Historically, The closest prots get is Luthers consubstantiation.
The majority of prots believe in a spiritual presence, not a literal.
"Do this in rememberance of Me", the text tells us it is meant as a memorial of Lord's Sacrifice, AND a proclamation, 1 cor 11:26 For whenever you eat this bread and drink this cup, you proclaim the Lord's death until he comes.
The RCC did not declare the bread and wine to be literal until the 10th or 11th century. Both symbolic an literal understandings existed until then.
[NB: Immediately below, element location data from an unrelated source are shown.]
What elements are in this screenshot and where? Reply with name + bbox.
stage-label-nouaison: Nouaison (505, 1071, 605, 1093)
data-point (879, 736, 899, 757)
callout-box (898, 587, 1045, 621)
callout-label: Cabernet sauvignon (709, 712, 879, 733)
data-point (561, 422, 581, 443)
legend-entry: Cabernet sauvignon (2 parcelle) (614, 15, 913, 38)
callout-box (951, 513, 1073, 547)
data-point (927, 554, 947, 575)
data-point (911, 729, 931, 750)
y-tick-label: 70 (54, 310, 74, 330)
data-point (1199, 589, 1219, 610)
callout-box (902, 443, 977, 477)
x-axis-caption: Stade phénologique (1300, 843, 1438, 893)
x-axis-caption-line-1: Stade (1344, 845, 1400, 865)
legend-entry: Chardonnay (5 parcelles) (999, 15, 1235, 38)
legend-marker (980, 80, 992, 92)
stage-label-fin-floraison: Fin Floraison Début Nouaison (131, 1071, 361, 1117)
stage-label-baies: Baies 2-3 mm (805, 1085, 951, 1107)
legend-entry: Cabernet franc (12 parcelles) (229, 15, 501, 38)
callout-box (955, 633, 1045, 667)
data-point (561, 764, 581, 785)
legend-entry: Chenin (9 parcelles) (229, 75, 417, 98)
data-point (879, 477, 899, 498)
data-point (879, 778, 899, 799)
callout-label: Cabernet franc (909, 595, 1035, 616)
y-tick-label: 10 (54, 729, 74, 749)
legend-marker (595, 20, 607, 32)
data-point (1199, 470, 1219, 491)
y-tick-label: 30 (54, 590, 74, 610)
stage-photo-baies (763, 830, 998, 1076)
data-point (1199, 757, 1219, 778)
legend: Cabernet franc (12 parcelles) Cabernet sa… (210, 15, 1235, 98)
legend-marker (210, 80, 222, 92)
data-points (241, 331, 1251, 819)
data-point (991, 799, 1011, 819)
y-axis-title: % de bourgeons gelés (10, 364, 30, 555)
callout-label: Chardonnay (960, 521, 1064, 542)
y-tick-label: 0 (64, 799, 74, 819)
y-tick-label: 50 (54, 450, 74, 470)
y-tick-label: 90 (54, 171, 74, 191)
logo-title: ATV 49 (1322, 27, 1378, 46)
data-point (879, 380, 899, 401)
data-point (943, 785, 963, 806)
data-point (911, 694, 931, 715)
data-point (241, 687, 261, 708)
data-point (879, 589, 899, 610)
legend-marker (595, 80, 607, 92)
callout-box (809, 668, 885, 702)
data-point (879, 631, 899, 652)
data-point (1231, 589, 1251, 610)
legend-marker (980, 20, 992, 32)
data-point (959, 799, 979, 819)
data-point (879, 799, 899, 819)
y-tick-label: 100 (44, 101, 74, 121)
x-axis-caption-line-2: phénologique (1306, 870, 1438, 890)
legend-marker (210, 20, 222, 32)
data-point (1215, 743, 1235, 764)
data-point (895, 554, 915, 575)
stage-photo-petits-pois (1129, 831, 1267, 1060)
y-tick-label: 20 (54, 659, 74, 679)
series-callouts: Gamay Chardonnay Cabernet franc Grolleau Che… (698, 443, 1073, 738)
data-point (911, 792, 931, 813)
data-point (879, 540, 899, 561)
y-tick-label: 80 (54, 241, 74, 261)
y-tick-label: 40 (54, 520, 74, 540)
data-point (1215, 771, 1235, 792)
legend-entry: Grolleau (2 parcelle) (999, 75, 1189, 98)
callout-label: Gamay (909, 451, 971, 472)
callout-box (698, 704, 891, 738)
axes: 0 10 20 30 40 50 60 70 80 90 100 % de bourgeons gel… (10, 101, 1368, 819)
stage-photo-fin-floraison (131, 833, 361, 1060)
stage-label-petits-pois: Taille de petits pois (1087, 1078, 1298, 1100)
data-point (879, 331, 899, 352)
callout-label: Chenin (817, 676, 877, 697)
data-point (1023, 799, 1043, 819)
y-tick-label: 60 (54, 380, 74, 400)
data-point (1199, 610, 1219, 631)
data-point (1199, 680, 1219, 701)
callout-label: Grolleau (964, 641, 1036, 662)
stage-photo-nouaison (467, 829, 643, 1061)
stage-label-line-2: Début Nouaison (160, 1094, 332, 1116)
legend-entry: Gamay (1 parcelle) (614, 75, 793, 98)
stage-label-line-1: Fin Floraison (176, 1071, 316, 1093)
Augustine understood them to be symbols.
Which is a far cry from dismissing it as a "metaphor" and what of the High Church Anglicans whose belief is nearly identical to the Catholic Church's.
"Do this in rememberance of Me", the text tells us it is meant as a memorial of Lord's Sacrifice, AND a proclamation, 1 cor 11:26 For whenever you eat this bread and drink this cup, you proclaim the Lord's death until he comes.
That makes no sense in light of St. Paul's use of the words unworthily and guilt in the subsequent verses.
The RCC did not declare the bread and wine to be literal until the 10th or 11th century. Both symbolic an literal understandings existed until then. Augustine understood them to be symbols.
Have you actually got writings by Saint Augustine where he dismisses the Eucharist as merely symbolic?